Saudi Air Strikes and Public Opinion

As Yemen swirls into a humanitarian disaster, Saudi Arabia seems ambivalent about how to proceed. Earlier this week, they declared an end to their air strikes and seemed to yield to the Obama administration’s stated preference for a negotiated solution. Yesterday, they gave their operation a new name and seemed to endorse the idea of air strikes again.

The problem, of course, for any air battle involves the limited number of stationery targets for the planes to strike. In a dirt poor country like Yemen, the infrastructure is creaky at best and, in most cases, non-existent. So without any ground forces to mop up after air operations, the insurgent forces can simply stay indoors or otherwise limit the ability of fast flying jets to find anything worthwhile.

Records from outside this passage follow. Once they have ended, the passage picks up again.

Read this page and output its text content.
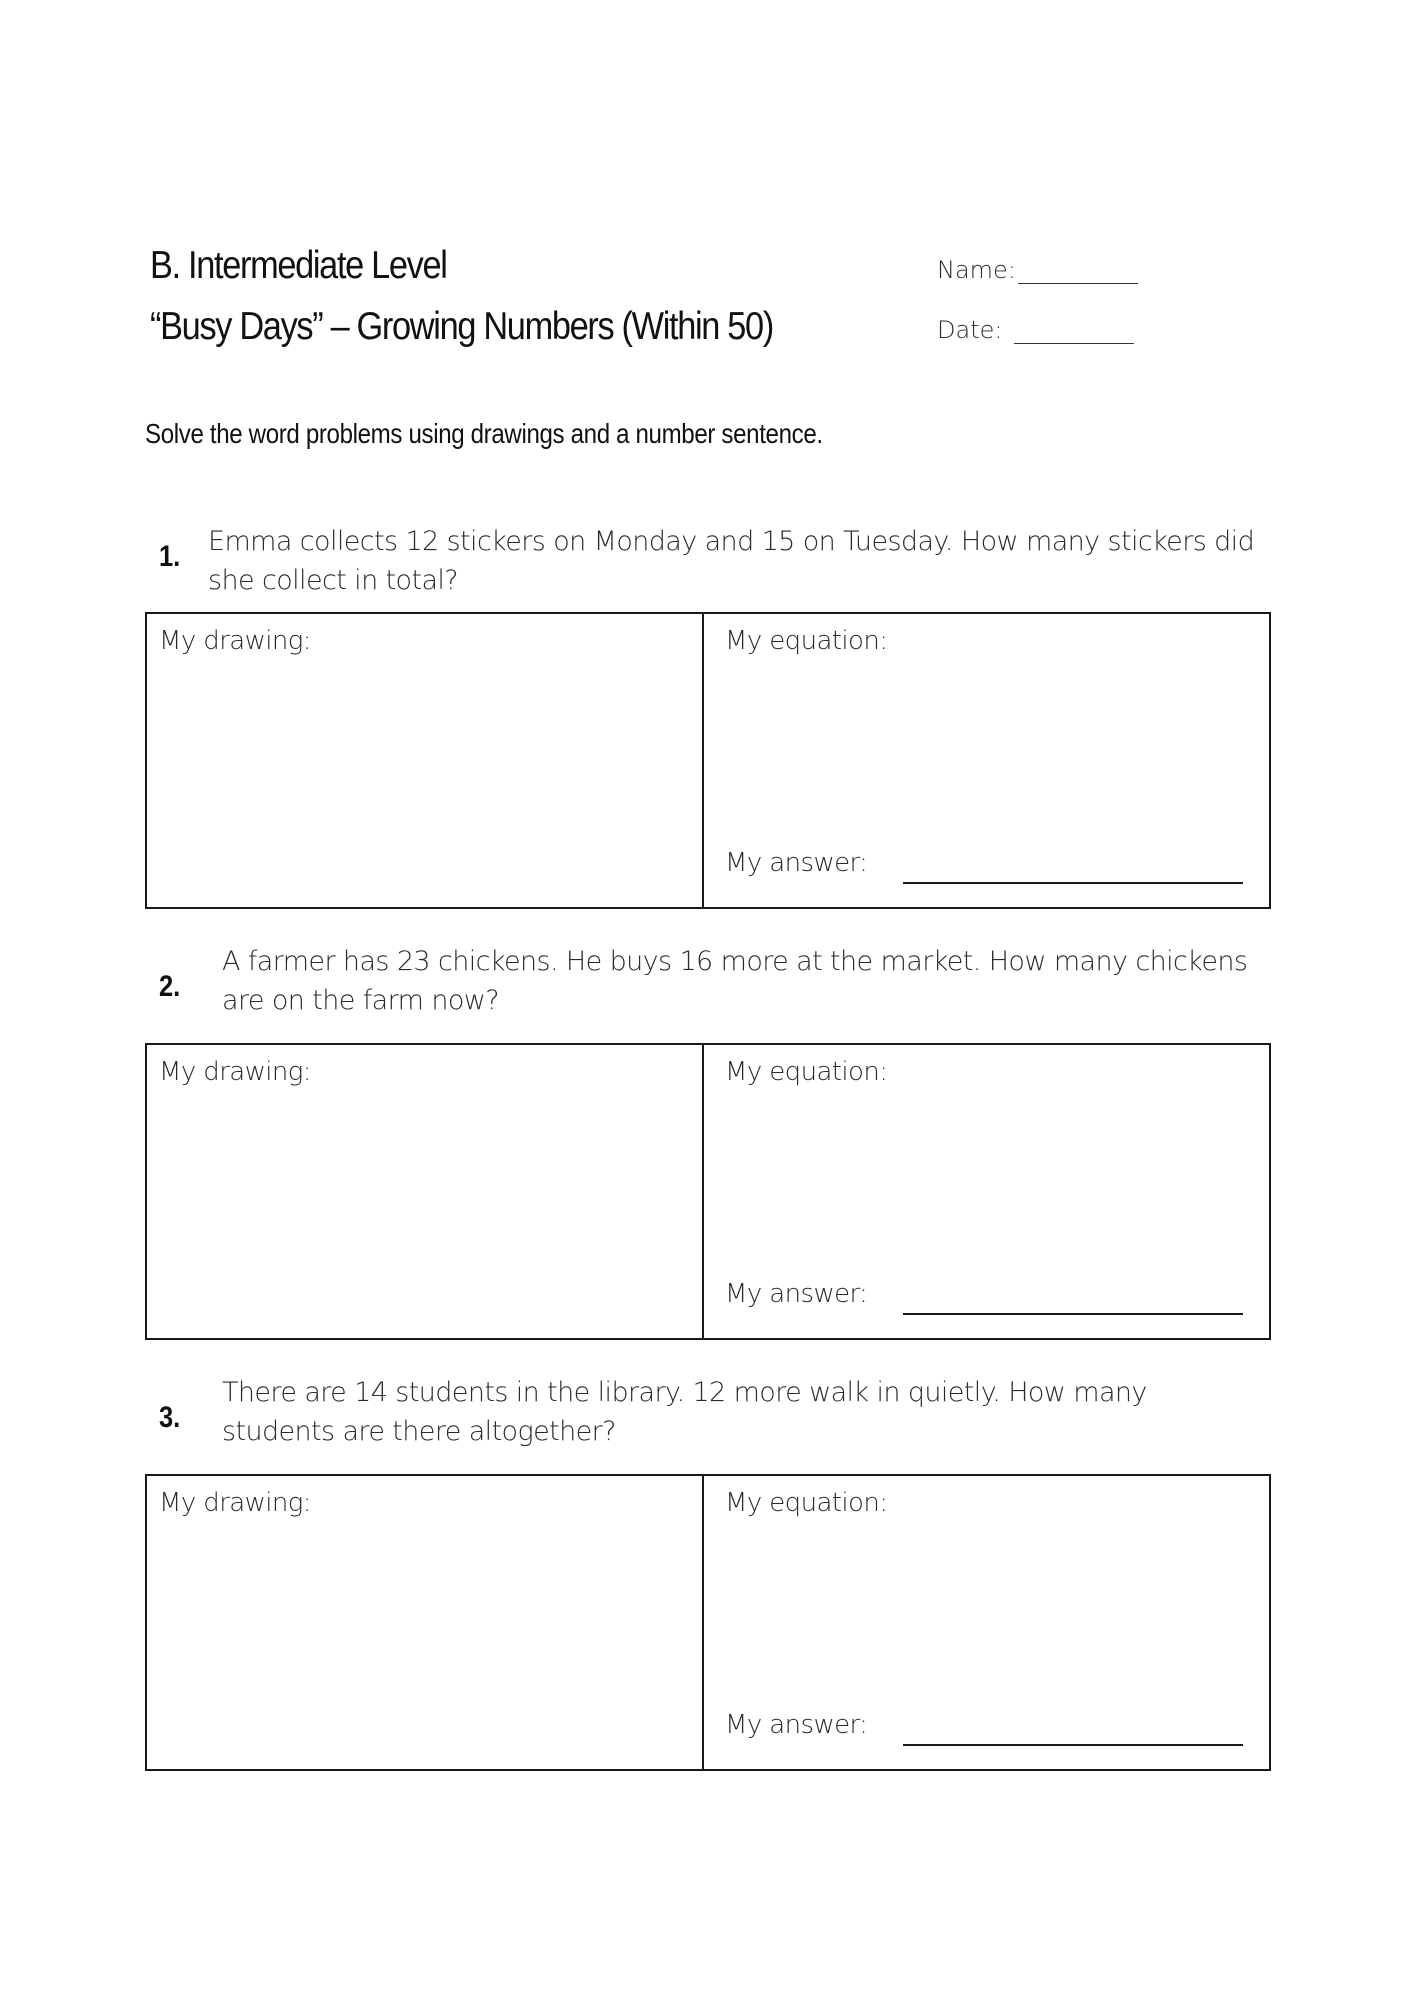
B. Intermediate Level
“Busy Days” – Growing Numbers (Within 50)
Name:
Date:
Solve the word problems using drawings and a number sentence.
1. Emma collects 12 stickers on Monday and 15 on Tuesday. How many stickers did
she collect in total?
My drawing:	My equation:
My answer:
2.
A farmer has 23 chickens. He buys 16 more at the market. How many chickens
are on the farm now?
My drawing:	My equation:
My answer:
3.
There are 14 students in the library. 12 more walk in quietly. How many
students are there altogether?
My drawing:	My equation:
My answer:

The United States is facing similar limitations against ISIS, and the majority of its sorties come back without having dropped their bombs.

The United States is facing similar limitations against ISIS, and the majority of its sorties come back without having dropped their bombs.

Moreover, a sense of pan-Arab nationalism remains in the region, and the pain Saudis are inflicting on innocent Arab civilians may have played into the short-lived ceasefire. Arabs fighting Arabs is more difficult to justify than Arabs against Iran. And the limited effectiveness of the strikes in any case must be factored into the public relations war.

How the turmoil in Yemen plays out remains to be seen, but this inconsequential country may cause the entire region to explode, not the intended result for the Saudis or the United States.